We have blogged previously about the intersection of fraud and bankruptcy. A recent decision from the U.S. District Court for the Central District of California justifies an addition to that series of posts.
Thomas Girardi had a long and distinguished career as a plaintiffs’ attorney, including litigating the case depicted in the 2000 biographical legal drama, Erin Brockovich.
But in 2020, things took a sudden turn for Girardi and his law firm, Girardi & Keese (“G&K”). Accused of misappropriating client funds, multiple creditors filed involuntary bankruptcy petitions against Girardi and G&K pursuant to Chapter 7 of the Bankruptcy Code.
The bankruptcy court in G&K’s case appointed a trustee to “take possession of the property of the estate.” United States v. Girardi, 2:23-cr-47-JLS, ECF No. 299 at 7 (Jul. 25, 2024, C.D. Cal.). That court “authorized the trustee to immediately enter onto the premises of [G&K] and take possession of the books and records.” Id.

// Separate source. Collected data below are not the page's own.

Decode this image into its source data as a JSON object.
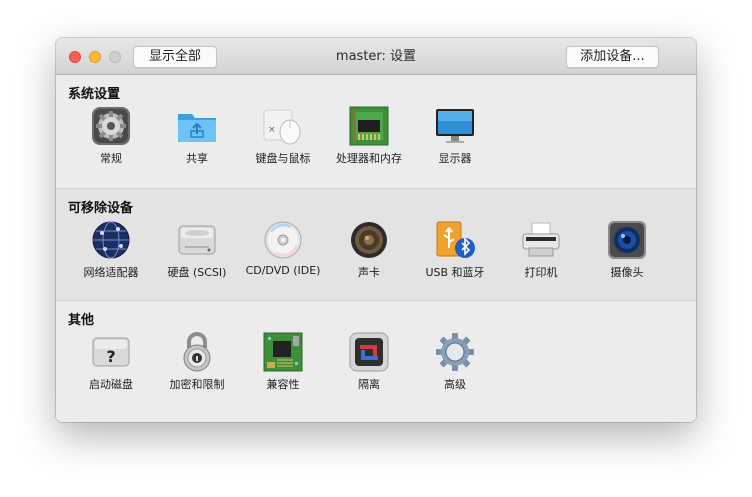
{
  "window": {
    "title": "master: 设置",
    "show_all_label": "显示全部",
    "add_device_label": "添加设备..."
  },
  "sections": [
    {
      "title": "系统设置",
      "items": [
        {
          "label": "常规",
          "icon": "general-icon"
        },
        {
          "label": "共享",
          "icon": "shared-folder-icon"
        },
        {
          "label": "键盘与鼠标",
          "icon": "keyboard-mouse-icon"
        },
        {
          "label": "处理器和内存",
          "icon": "cpu-memory-icon"
        },
        {
          "label": "显示器",
          "icon": "display-icon"
        }
      ]
    },
    {
      "title": "可移除设备",
      "items": [
        {
          "label": "网络适配器",
          "icon": "network-globe-icon"
        },
        {
          "label": "硬盘 (SCSI)",
          "icon": "hard-disk-icon"
        },
        {
          "label": "CD/DVD (IDE)",
          "icon": "cd-dvd-icon"
        },
        {
          "label": "声卡",
          "icon": "speaker-icon"
        },
        {
          "label": "USB 和蓝牙",
          "icon": "usb-bluetooth-icon"
        },
        {
          "label": "打印机",
          "icon": "printer-icon"
        },
        {
          "label": "摄像头",
          "icon": "camera-icon"
        }
      ]
    },
    {
      "title": "其他",
      "items": [
        {
          "label": "启动磁盘",
          "icon": "startup-disk-icon"
        },
        {
          "label": "加密和限制",
          "icon": "padlock-icon"
        },
        {
          "label": "兼容性",
          "icon": "circuit-board-icon"
        },
        {
          "label": "隔离",
          "icon": "isolation-icon"
        },
        {
          "label": "高级",
          "icon": "gear-icon"
        }
      ]
    }
  ]
}
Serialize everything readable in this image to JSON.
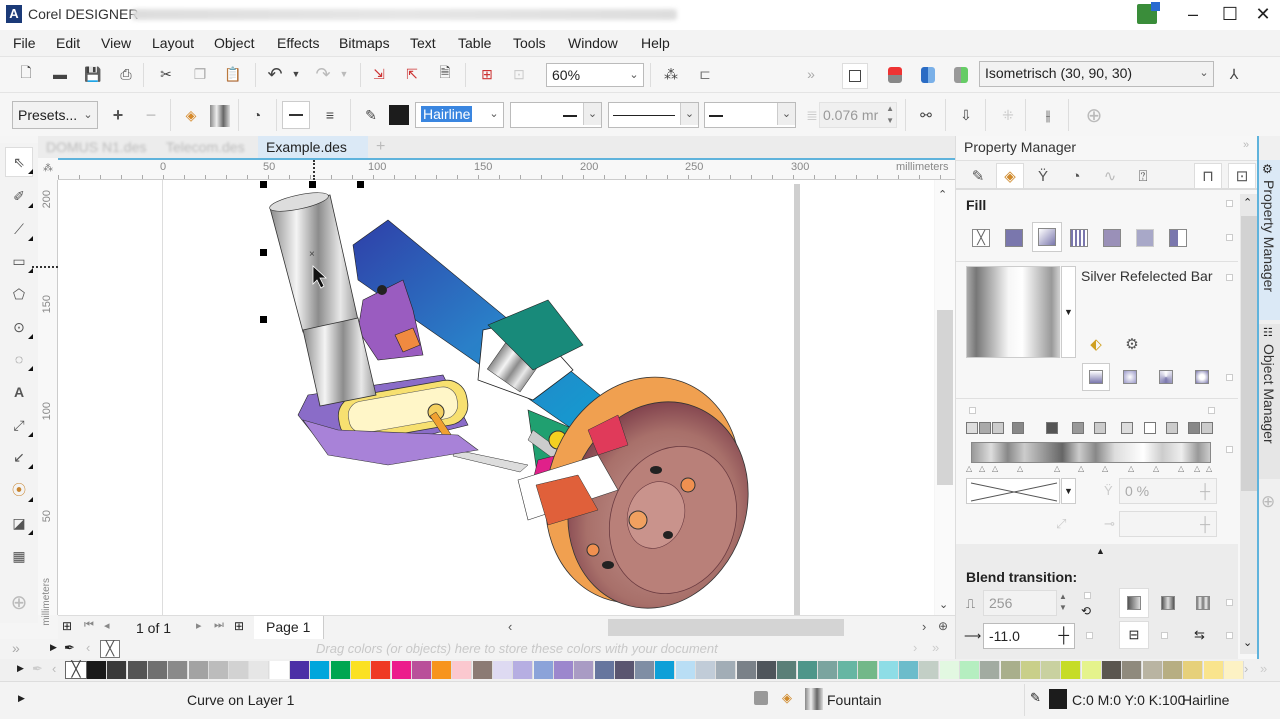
{
  "titlebar": {
    "app_name": "Corel DESIGNER",
    "blurred_path": "",
    "minimize": "–",
    "maximize": "☐",
    "close": "✕"
  },
  "menu": [
    "File",
    "Edit",
    "View",
    "Layout",
    "Object",
    "Effects",
    "Bitmaps",
    "Text",
    "Table",
    "Tools",
    "Window",
    "Help"
  ],
  "standard_toolbar": {
    "zoom_value": "60%",
    "projection_value": "Isometrisch (30, 90, 30)",
    "more": "»"
  },
  "property_bar": {
    "presets_label": "Presets...",
    "outline_width_value": "Hairline",
    "outline_size_value": "0.076 mr"
  },
  "document_tabs": [
    {
      "label": "DOMUS N1.des",
      "active": false,
      "blurred": true
    },
    {
      "label": "Telecom.des",
      "active": false,
      "blurred": true
    },
    {
      "label": "Example.des",
      "active": true,
      "blurred": false
    }
  ],
  "add_tab": "+",
  "horizontal_ruler": {
    "ticks": [
      "0",
      "50",
      "100",
      "150",
      "200",
      "250",
      "300"
    ],
    "unit": "millimeters"
  },
  "vertical_ruler": {
    "ticks": [
      "200",
      "150",
      "100",
      "50"
    ],
    "unit": "millimeters"
  },
  "page_navigator": {
    "page_count_label": "1 of 1",
    "page_tab": "Page 1"
  },
  "document_palette": {
    "hint": "Drag colors (or objects) here to store these colors with your document"
  },
  "color_palette": [
    "#1a1a1a",
    "#3a3a3a",
    "#555555",
    "#707070",
    "#8a8a8a",
    "#a3a3a3",
    "#bcbcbc",
    "#d2d2d2",
    "#e6e6e6",
    "#ffffff",
    "#4b2fa6",
    "#00a6dc",
    "#00a651",
    "#fbe122",
    "#ef3a24",
    "#ec1c8c",
    "#b9509a",
    "#f7941d",
    "#fbc8cf",
    "#8b7b74",
    "#dedaf2",
    "#b6aee2",
    "#8ba3d9",
    "#9c87cd",
    "#a99bc4",
    "#66769e",
    "#5a5670",
    "#7f8ea4",
    "#0ea0d8",
    "#b9def5",
    "#c1ccd8",
    "#a2adb6",
    "#7a8188",
    "#4f555b",
    "#5a7f78",
    "#4e968a",
    "#7ba49f",
    "#66b6a3",
    "#72b889",
    "#8edde6",
    "#6cbccb",
    "#c3cfc6",
    "#e2f8e1",
    "#b5eec0",
    "#a2aba1",
    "#a9af8c",
    "#c9cf8a",
    "#c9d1a0",
    "#c6dc27",
    "#e5f38c",
    "#5a5650",
    "#8f8a7d",
    "#b9b4a2",
    "#b7ae82",
    "#e6d07a",
    "#f9e48d",
    "#fdf2c4"
  ],
  "statusbar": {
    "object_info": "Curve on Layer 1",
    "fill_label": "Fountain",
    "outline_color": "C:0 M:0 Y:0 K:100",
    "outline_width": "Hairline"
  },
  "property_manager": {
    "title": "Property Manager",
    "fill_section": "Fill",
    "fill_name": "Silver Refelected Bar",
    "transparency_value": "0 %",
    "blend_section": "Blend transition:",
    "steps_value": "256",
    "acceleration_value": "-11.0"
  },
  "dock_tabs": [
    "Property Manager",
    "Object Manager"
  ]
}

Further, by operation of the Bankruptcy Code, the trustee had a duty to make criminal referrals if justified. See 18 U.S.C. § 3057(a).
Girardi’s troubles compounded when federal prosecutors in both Illinois and California filed indictments against him. As part of the criminal cases, prosecutors sought and received, without a warrant, documents from the trustee in G&K’s involuntary bankruptcy proceedings. Girardi argued that such materials should be suppressed because, inter alia, they were obtained in violation of his Fourth Amendment right against unreasonable searches and seizures.

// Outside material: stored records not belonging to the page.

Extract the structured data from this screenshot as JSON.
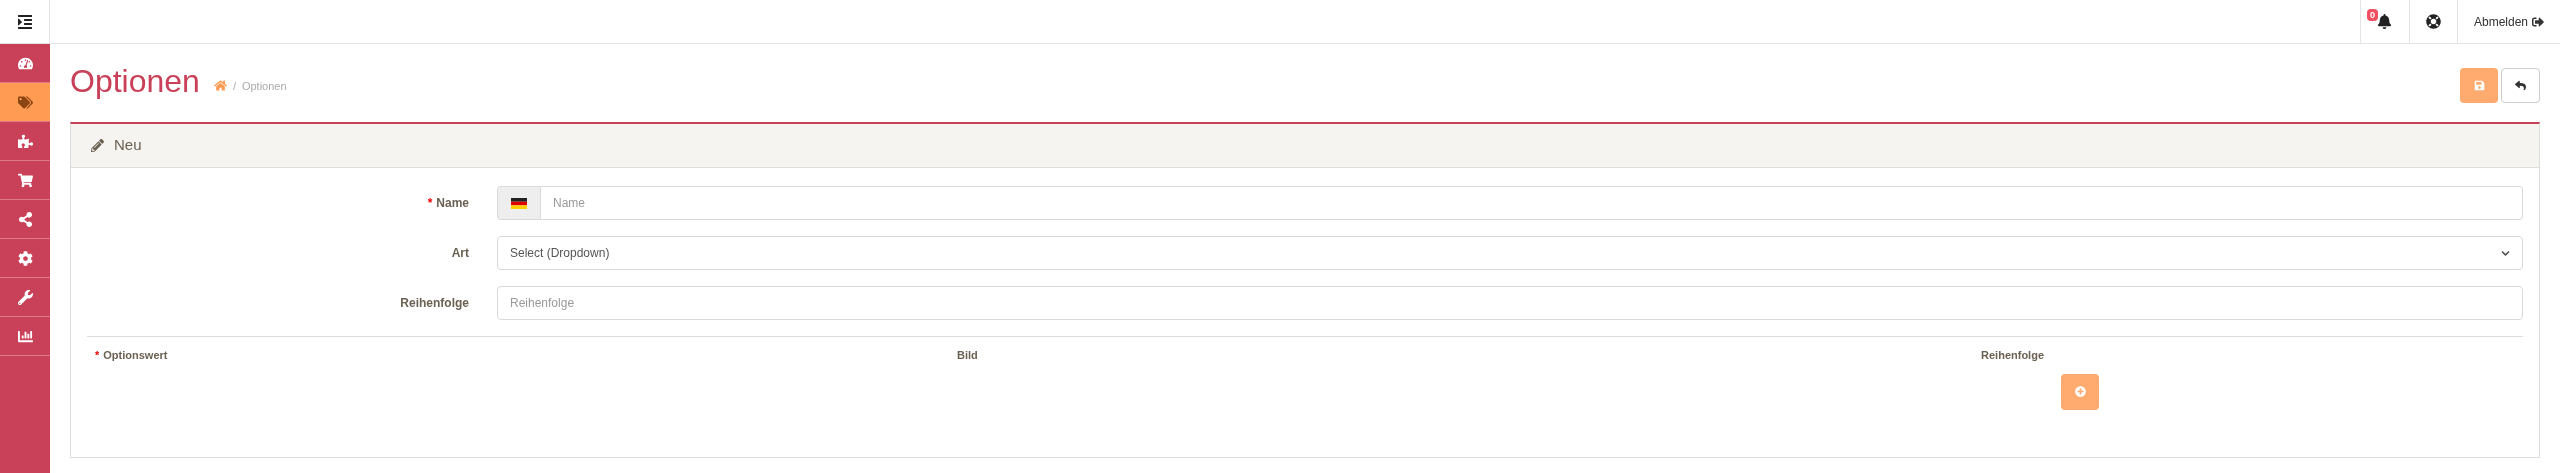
{
  "topbar": {
    "notification_count": "0",
    "logout": "Abmelden"
  },
  "sidebar": {
    "items": [
      {
        "kind": "dashboard",
        "selected": false
      },
      {
        "kind": "tags",
        "selected": true
      },
      {
        "kind": "puzzle",
        "selected": false
      },
      {
        "kind": "cart",
        "selected": false
      },
      {
        "kind": "share",
        "selected": false
      },
      {
        "kind": "gear",
        "selected": false
      },
      {
        "kind": "wrench",
        "selected": false
      },
      {
        "kind": "chart",
        "selected": false
      }
    ]
  },
  "page": {
    "title": "Optionen",
    "breadcrumb_separator": "/",
    "breadcrumb": [
      "Optionen"
    ]
  },
  "card": {
    "title": "Neu",
    "fields": [
      {
        "kind": "lang-text",
        "label": "Name",
        "required_mark": "*",
        "placeholder": "Name"
      },
      {
        "kind": "select",
        "label": "Art",
        "value": "Select (Dropdown)"
      },
      {
        "kind": "text",
        "label": "Reihenfolge",
        "placeholder": "Reihenfolge"
      }
    ],
    "values_table": {
      "columns": [
        {
          "label": "Optionswert",
          "required_mark": "*"
        },
        {
          "label": "Bild"
        },
        {
          "label": "Reihenfolge"
        }
      ]
    }
  }
}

The court rejected Girardi’s argument. Despite beginning with the axiom that “statutory bankruptcy law cannot contravene Fourth Amendment Constitutional law,” the court nonetheless relied primarily on statutory text, and precedent based on a prior version of the Bankruptcy Code, to conclude that Girardi had no reasonable expectation of privacy in the documents turned over by G&K’s trustee.
First, the court found dispositive the Ninth Circuit precedent in Bisno v. United States, 299 F.2d 711 (9th Cir. 1961). In that case, the court of appeals found that under similar facts, it was “clear that no rights of [the defendant] under the Fourth . . . Amendment were violated.” Id. at 717. “The records involved were not recovered from [the defendant] by a search or seizure of any kind but vested in the trustee in bankruptcy by operation of law as of the date of the filing of the petition in bankruptcy. Hence rights under the Fourth Amendment are not involved.” Id.

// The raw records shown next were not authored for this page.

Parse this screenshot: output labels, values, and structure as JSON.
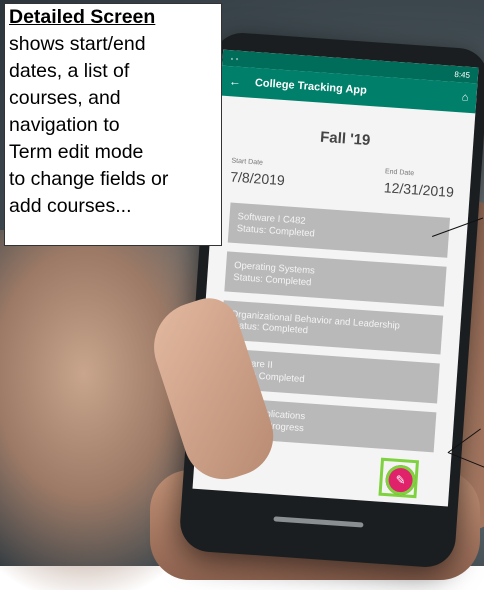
{
  "callout": {
    "heading": "Detailed Screen",
    "lines": [
      "shows start/end",
      "dates, a list of",
      "courses, and",
      "navigation to",
      "Term edit mode",
      "to change fields or",
      "add courses..."
    ]
  },
  "app": {
    "title": "College Tracking App",
    "status_time": "8:45",
    "term_title": "Fall '19",
    "start_label": "Start Date",
    "start_value": "7/8/2019",
    "end_label": "End Date",
    "end_value": "12/31/2019",
    "courses": [
      {
        "name": "Software I C482",
        "status": "Status: Completed"
      },
      {
        "name": "Operating Systems",
        "status": "Status: Completed"
      },
      {
        "name": "Organizational Behavior and Leadership",
        "status": "Status: Completed"
      },
      {
        "name": "Software II",
        "status": "Status: Completed"
      },
      {
        "name": "Mobile Applications",
        "status": "Status: In Progress"
      }
    ],
    "fab_icon": "pencil-icon",
    "accent_color": "#00806b",
    "fab_color": "#e0226b"
  }
}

Similarly, the court in Girardi found that because the materials at issue were provided by the bankruptcy trustee, the Fourth Amendment was not applicable. While the Bankruptcy Code at the time of Bisno included a provision that “vested” title of documents related to the debtor’s property with the trustee, the current Code’s grant of authority to the trustee to “take possession of the books and records” of the debtor “give the same foundational underpinning” relied upon by the Ninth Circuit. Girardi, ECF No. 299 at 10.
The district court went on to find that, even absent Bisno, it would find against Girardi because he did not establish the requisite reasonable expectation of privacy in the materials he sought to suppress. Id. The court critiqued Girardi for not differentiating between materials required to be disclosed as part of any bankruptcy (e.g., lists of creditors) – for which Girardi appeared to concede that he did not have a reasonable expectation of privacy – and other materials in the case at bar that could be protected by the Fourth Amendment. Instead, Girardi used the hypothetical example of a “salacious diary” that was turned over to a trustee but had no relevance to the trustee’s duties.
The court sidestepped this potentially complicated question, pointing out that Girardi "does not in any matter attempt to divide the broad, self-described category of [evidence] he seeks to suppress into any subcategories he believes should be shielded." Therefore, the court held, Girardi failed to meet his burden of establishing an expectation of privacy in the materials. Accordingly, there could be no Fourth Amendment violation. Id. at 11.